US: More countries ready to back Syria action

US secretary of state says number of countries ready to take military action against Assad regime runs in double digits.

The US Secretary of State, John Kerry, has said that many countries are prepared to take part in US-led military strikes against the Syrian regime for an alleged chemical attack in Damascus suburbs last month.

“There are a number of countries, in the double digits, who are prepared to take military action,” Kerry said at a press conference on Saturday with his French counterpart Laurent Fabius.

“We have more countries prepared to take military action than we actually could use in the kind of military action being contemplated.”

Kerry also said he was encouraged by a European Union statement calling for a “strong” response to the alleged Syrian chemical attack.

Heading into a crucial week for US plans to launch the strikes, Kerry was meeting Arab League ministers in Paris on Sunday and was set to head to London next before returning to Washington on Monday to continue rallying support at home.

Outlining his case in Paris in French and English, Kerry compared the situation to the 1938 Munich Agreement, which ceded control of part of Czechoslovakia to Nazi Germany.

“This is our Munich moment, this is our chance to join together and pursue accountability over appeasement…,” he said.

“This is not the time to be silent spectators to slaughter.”

In Riyadh, the Gulf Cooperation Council urged the international community to intervene immediately to “rescue” the Syrian people from “oppression”. 

Turning a blind eye

A carefully worded message from foreign ministers of 28 EU governments on Saturday stopped short of endorsing possible US and French military action against Syria ahead of the report by UN weapons inspectors, which France’s president said could come by the end of the week.

Meanwhile, President Barack Obama urged Americans on Saturday to back him in launching an attack on Syria, as diplomatic pressure grew on the US to wait for the UN report.

Fresh from a European trip in which he failed to forge a consensus among G20 leaders, Obama plunged into a campaign on radio and television to try to convince a sceptical US public and Congress of the need for a military strike.

In his weekly address, Obama warned of the dangers of turning “a blind eye” to chemical attacks.

“I call on members of Congress, from both parties, to come together and stand up for the kind of world we want to live in,” Obama said.

Obama has emphasised he favoured limited strikes on Syria to deter future chemical weapons attacks – not another costly and protracted conflict.

“This would not be another Iraq or Afghanistan,” Obama declared in his weekly radio address, previewing arguments he will make in a nationally televised address on Tuesday.

The Obama administration says more 1,400 people were killed by the poison gas, hundreds of them children.
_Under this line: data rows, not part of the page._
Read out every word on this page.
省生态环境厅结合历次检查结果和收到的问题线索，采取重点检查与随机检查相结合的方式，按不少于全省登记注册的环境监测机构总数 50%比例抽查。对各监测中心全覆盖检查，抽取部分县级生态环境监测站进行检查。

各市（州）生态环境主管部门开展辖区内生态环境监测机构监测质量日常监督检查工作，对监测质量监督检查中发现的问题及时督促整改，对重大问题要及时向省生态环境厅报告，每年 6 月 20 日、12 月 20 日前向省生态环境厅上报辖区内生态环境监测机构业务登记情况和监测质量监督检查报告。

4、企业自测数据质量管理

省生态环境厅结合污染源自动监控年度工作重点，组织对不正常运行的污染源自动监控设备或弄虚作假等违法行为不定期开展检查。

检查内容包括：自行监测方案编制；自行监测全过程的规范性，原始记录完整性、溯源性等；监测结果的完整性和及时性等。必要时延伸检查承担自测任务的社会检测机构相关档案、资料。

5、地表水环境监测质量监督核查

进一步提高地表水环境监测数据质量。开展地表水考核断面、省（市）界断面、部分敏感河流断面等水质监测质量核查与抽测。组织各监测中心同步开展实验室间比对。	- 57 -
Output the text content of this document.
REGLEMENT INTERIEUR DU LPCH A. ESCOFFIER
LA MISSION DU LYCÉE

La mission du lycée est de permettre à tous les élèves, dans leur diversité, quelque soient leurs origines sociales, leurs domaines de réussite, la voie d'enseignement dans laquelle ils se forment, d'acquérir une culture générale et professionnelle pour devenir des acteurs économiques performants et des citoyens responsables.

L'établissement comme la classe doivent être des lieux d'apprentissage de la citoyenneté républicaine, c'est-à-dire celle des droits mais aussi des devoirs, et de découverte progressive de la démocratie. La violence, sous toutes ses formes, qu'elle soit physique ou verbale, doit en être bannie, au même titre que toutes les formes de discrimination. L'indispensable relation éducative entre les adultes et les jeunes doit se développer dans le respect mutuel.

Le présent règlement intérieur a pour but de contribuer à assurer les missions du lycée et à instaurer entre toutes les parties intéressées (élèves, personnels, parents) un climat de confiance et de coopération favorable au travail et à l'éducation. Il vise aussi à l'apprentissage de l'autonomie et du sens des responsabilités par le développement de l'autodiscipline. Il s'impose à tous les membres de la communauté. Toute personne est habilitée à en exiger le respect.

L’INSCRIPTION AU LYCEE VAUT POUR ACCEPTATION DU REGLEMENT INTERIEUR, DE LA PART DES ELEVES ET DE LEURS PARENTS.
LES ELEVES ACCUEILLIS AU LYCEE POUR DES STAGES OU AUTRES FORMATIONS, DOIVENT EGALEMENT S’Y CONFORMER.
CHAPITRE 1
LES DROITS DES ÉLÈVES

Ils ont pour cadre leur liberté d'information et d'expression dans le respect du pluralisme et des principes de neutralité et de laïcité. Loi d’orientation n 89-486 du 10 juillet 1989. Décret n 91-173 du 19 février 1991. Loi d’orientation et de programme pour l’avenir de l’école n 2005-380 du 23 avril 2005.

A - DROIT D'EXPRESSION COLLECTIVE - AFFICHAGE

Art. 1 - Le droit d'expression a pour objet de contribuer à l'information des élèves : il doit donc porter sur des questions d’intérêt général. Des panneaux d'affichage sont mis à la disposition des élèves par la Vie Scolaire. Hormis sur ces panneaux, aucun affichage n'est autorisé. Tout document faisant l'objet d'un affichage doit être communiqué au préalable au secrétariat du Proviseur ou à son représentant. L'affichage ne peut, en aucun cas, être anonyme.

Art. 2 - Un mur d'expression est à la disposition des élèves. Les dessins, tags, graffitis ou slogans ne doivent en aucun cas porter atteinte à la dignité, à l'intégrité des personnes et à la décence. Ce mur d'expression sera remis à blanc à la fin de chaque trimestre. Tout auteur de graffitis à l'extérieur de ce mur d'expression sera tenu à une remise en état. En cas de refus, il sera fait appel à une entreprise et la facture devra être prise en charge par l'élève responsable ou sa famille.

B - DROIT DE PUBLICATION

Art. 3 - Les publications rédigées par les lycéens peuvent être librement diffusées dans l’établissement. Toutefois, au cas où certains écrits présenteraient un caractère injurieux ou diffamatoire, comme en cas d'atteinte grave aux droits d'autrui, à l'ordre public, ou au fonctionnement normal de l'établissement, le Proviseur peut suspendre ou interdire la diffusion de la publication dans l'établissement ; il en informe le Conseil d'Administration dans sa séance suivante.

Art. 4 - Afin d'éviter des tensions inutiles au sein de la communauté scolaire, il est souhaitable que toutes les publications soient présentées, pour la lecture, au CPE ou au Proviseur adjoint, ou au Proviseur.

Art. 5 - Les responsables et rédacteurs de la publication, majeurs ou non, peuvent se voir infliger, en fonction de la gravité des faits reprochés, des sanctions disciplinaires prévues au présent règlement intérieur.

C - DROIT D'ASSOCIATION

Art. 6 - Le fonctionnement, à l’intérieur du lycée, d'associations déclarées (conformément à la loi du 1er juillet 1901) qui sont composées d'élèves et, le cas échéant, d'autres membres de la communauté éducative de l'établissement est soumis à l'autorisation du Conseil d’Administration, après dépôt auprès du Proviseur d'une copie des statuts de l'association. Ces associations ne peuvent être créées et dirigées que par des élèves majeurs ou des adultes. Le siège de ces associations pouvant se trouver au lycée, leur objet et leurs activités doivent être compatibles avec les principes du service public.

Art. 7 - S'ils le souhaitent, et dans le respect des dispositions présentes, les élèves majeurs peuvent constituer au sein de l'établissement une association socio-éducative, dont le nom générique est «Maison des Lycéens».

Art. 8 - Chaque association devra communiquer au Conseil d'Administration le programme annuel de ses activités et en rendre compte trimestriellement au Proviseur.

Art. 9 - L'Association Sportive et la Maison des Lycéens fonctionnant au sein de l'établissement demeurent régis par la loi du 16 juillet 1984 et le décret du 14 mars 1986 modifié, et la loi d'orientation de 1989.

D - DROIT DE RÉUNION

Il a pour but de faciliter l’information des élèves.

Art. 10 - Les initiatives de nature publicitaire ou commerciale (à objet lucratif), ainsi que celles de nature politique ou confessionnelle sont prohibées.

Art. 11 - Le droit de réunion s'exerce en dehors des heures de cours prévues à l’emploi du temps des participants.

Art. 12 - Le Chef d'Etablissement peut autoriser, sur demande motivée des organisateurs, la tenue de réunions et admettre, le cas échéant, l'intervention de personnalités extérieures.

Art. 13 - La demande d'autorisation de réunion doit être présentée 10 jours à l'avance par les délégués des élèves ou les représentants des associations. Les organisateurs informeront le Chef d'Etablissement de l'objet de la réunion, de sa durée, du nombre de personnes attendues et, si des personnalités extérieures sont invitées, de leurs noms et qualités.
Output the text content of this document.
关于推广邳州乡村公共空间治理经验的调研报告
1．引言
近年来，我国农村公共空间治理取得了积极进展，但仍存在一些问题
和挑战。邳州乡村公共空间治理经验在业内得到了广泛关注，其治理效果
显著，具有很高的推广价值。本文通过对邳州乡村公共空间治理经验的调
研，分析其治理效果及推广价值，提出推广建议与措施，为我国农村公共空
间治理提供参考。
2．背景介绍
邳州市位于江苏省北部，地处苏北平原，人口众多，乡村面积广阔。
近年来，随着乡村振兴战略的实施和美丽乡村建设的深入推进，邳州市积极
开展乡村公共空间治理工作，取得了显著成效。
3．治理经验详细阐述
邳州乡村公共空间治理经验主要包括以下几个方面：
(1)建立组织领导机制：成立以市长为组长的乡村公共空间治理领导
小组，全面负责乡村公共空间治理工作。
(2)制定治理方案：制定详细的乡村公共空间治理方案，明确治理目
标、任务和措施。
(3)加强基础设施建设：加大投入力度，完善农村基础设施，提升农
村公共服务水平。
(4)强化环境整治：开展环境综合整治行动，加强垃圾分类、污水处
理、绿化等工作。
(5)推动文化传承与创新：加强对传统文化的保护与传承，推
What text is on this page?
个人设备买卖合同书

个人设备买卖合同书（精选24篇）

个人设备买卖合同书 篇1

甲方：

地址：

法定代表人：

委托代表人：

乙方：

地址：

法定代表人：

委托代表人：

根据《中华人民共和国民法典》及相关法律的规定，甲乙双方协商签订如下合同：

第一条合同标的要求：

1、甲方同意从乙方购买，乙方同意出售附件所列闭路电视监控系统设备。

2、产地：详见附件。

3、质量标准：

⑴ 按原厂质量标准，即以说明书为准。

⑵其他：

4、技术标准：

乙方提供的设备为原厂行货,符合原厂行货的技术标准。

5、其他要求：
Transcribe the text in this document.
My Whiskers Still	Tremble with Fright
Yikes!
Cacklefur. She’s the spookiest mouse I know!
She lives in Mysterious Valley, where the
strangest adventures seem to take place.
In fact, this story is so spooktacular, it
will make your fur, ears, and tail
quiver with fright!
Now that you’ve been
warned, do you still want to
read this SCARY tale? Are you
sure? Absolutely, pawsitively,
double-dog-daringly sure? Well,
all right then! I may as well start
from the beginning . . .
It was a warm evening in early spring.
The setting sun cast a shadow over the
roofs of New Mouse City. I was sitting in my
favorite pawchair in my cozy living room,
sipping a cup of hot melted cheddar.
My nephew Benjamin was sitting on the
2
But the Syrian government has denied it used chemical weapons on its people.

Vladimir Putin, the Russian president, has backed the Syrian President Bashar al-Assad and has insisted that UN should be involved in resolution of the conflict.

Russia, backed by China, has used veto power three times to block UN resolutions condemning Assad’s government.

‘Strong response’

Earlier on Saturday Catherine Ashton, the EU’s foreign policy chief, said that “a clear and strong response” must be delivered to Syrian regime, but urged those advocating military strikes to wait for a UN inspectors’ report.

Speaking in the Lithuanian capital, Vilnius, on Saturday, Ashton said that the EU agreed that available information showed strong evidence that the Syrian government was responsible for the alleged chemical weapons attack on civilians on August 21.

Ashton said the August 21 attack was a “blatant violation of international law, a war crime and a crime against humanity” and that the ministers “were unanimous in condemning in the strongest terms this horrific attack”.

Obama has asked the US Congress to approve the use of force in Syria, and on Saturday announced that he will be doing a series of television interviews ahead of a nationwide televised address on Tuesday.

A final vote in the US Senate is expected at the end of the coming week. A US House of Representatives vote is likely the week of September 16.